§ 1577 Bedürftigkeit
(1) Der geschiedene Ehegatte kann den Unterhalt nach den §§ 1570 bis 1573, 1575 und 1576 nicht verlangen, solange und soweit er sich aus seinen Einkünften und seinem Vermögen selbst unterhalten kann.
(2) Einkünfte sind nicht anzurechnen, soweit der Verpflichtete nicht den vollen Unterhalt (§§ 1578 und 1578b) leistet. Einkünfte, die den vollen Unterhalt übersteigen, sind insoweit anzurechnen, als dies unter Berücksichtigung der beiderseitigen wirtschaftlichen Verhältnisse der Billigkeit entspricht.
(3) Den Stamm des Vermögens braucht der Berechtigte nicht zu verwerten, soweit die Verwertung unwirtschaftlich oder unter Berücksichtigung der beiderseitigen wirtschaftlichen Verhältnisse unbillig wäre.
(4) War zum Zeitpunkt der Ehescheidung zu erwarten, dass der Unterhalt des Berechtigten aus seinem Vermögen nachhaltig gesichert sein würde, fällt das Vermögen aber später weg, so besteht kein Anspruch auf Unterhalt.

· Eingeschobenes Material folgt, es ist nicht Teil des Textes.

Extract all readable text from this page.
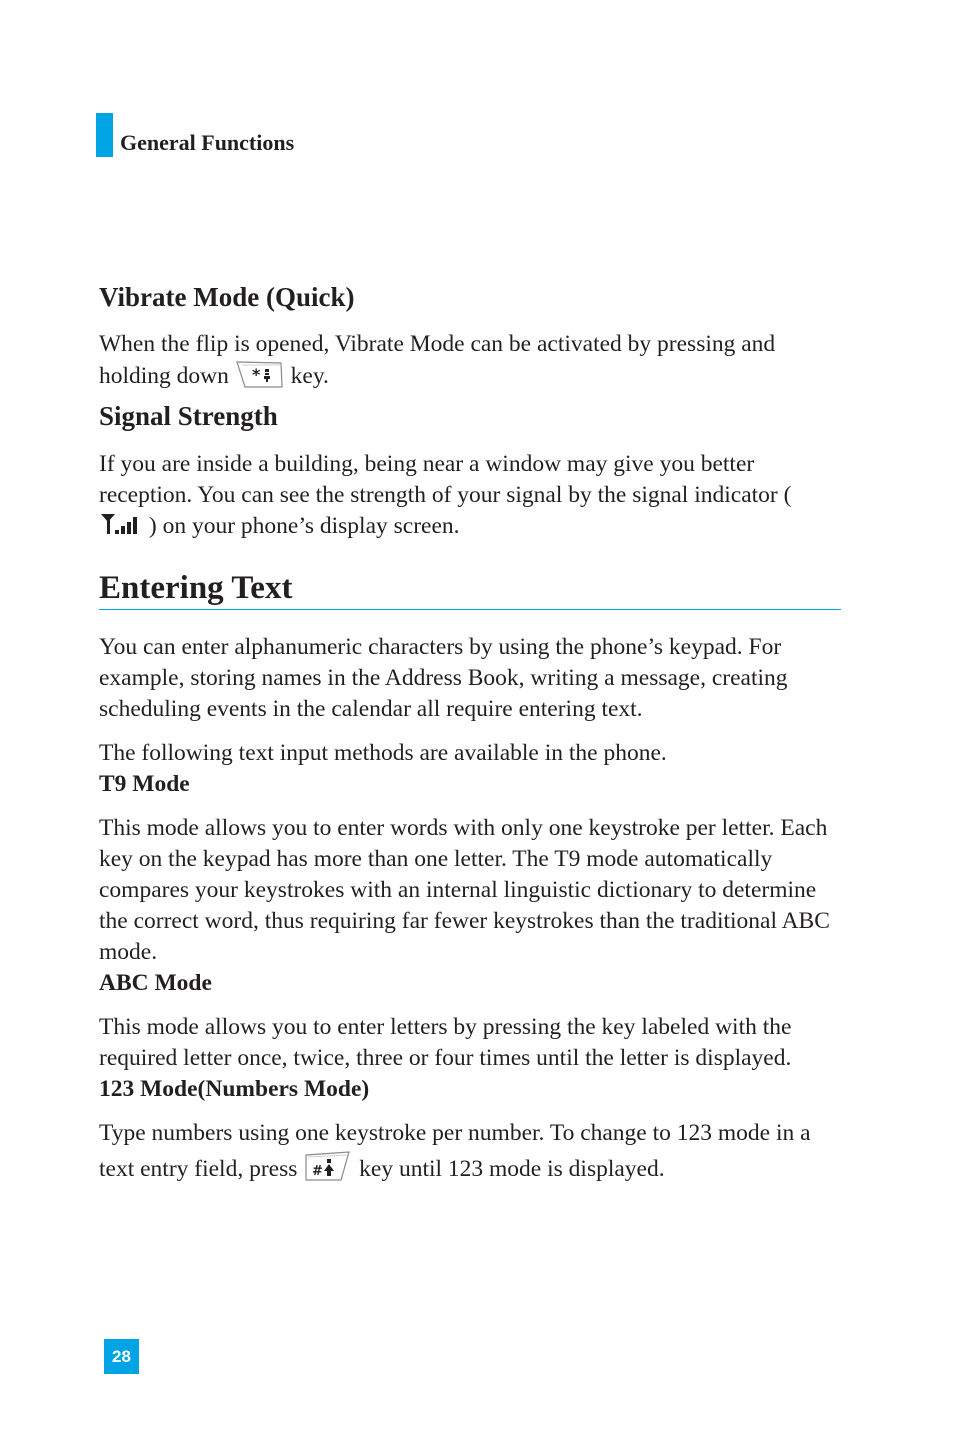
General Functions
Vibrate Mode (Quick)

When the flip is opened, Vibrate Mode can be activated by pressing and holding down * key.

Signal Strength

If you are inside a building, being near a window may give you better reception. You can see the strength of your signal by the signal indicator (  ) on your phone’s display screen.

Entering Text

You can enter alphanumeric characters by using the phone’s keypad. For example, storing names in the Address Book, writing a message, creating scheduling events in the calendar all require entering text.

The following text input methods are available in the phone.

T9 Mode

This mode allows you to enter words with only one keystroke per letter. Each key on the keypad has more than one letter. The T9 mode automatically compares your keystrokes with an internal linguistic dictionary to determine the correct word, thus requiring far fewer keystrokes than the traditional ABC mode.

ABC Mode

This mode allows you to enter letters by pressing the key labeled with the required letter once, twice, three or four times until the letter is displayed.

123 Mode(Numbers Mode)

Type numbers using one keystroke per number. To change to 123 mode in a text entry field, press # key until 123 mode is displayed.

28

Dies gilt nicht, wenn im Zeitpunkt des Vermögenswegfalls von dem Ehegatten wegen der Pflege oder Erziehung eines gemeinschaftlichen Kindes eine Erwerbstätigkeit nicht erwartet werden kann.
Für den Rechtsverkehr
(für Nichtjuristen)
zum Expertenteil (für Juristen)
Bedeutung für den Rechtsverkehr, häufige Anwendungsfälle
Voraussetzung eines jeden nachehelichen Unterhaltsanspruchs ist die Bedürftigkeit des Berechtigten.BGH FamRZ 1989, 487 und ständig; vgl. auch BVerfG FamRZ 2001, 1685
Der geschiedene Ehegatte ist nur bedürftig, wenn und soweit er mit seinen prägenden und nicht prägenden unterhaltsrechtlich bereinigten Einkünften und – soweit geboten – durch Verwertung seines Vermögens seinen an den ehelichen Lebensverhältnissen ausgerichteten Bedarf nicht oder nicht in vollem Umfang zu decken vermag und hierzu auch nicht verpflichtet ist. Wird der Bedarf nicht nach einer Quote vom Einkommen, sondern konkret nach den jeweils maßgeblichen Lebensverhältnissen bestimmt, ist das eigene Einkommen des Berechtigten ungekürzt auf den Bedarf anzurechnen. Ein Erwerbstätigenbonus ist nicht zu berücksichtigen.BGH FamRZ 2011, 192; OLG Frankfurt a.M. FamRZ 2012, 1392
Expertenhinweise
(für Juristen)
1) Allgemeines
1Vorraussetzung eines jeden nachehelichen Unterhaltsanspruchs ist die Bedürftigkeit des Berechtigten.BGH FamRZ 1989, 487 und ständig; vgl. auch BVerfG FamRZ 2001, 1685
Der geschiedene Ehegatte ist nur bedürftig, wenn und soweit er mit seinen prägenden und nicht prägenden unterhaltsrechtlich bereinigten Einkünften und – soweit geboten – durch Verwertung seines Vermögens seinen an den ehelichen Lebensverhältnissen ausgerichteten Bedarf nicht oder nicht in vollem Umfang zu decken vermag und hierzu auch nicht verpflichtet ist. Wird der Bedarf nicht nach einer Quote vom Einkommen, sondern konkret nach den jeweils maßgeblichen Lebensverhältnissen bestimmt, ist das eigene Einkommen des Berechtigten ungekürzt auf den Bedarf anzurechnen. Ein Erwerbstätigenbonus ist nicht zu berücksichtigen.BGH FamRZ 2011, 192; OLG Frankfurt a.M. FamRZ 2012, 1392
2) Definitionen
a) Bedürftigkeit
2Die Bedürftigkeit richtet sich allein nach unterhaltsrechtlichen Kriterien.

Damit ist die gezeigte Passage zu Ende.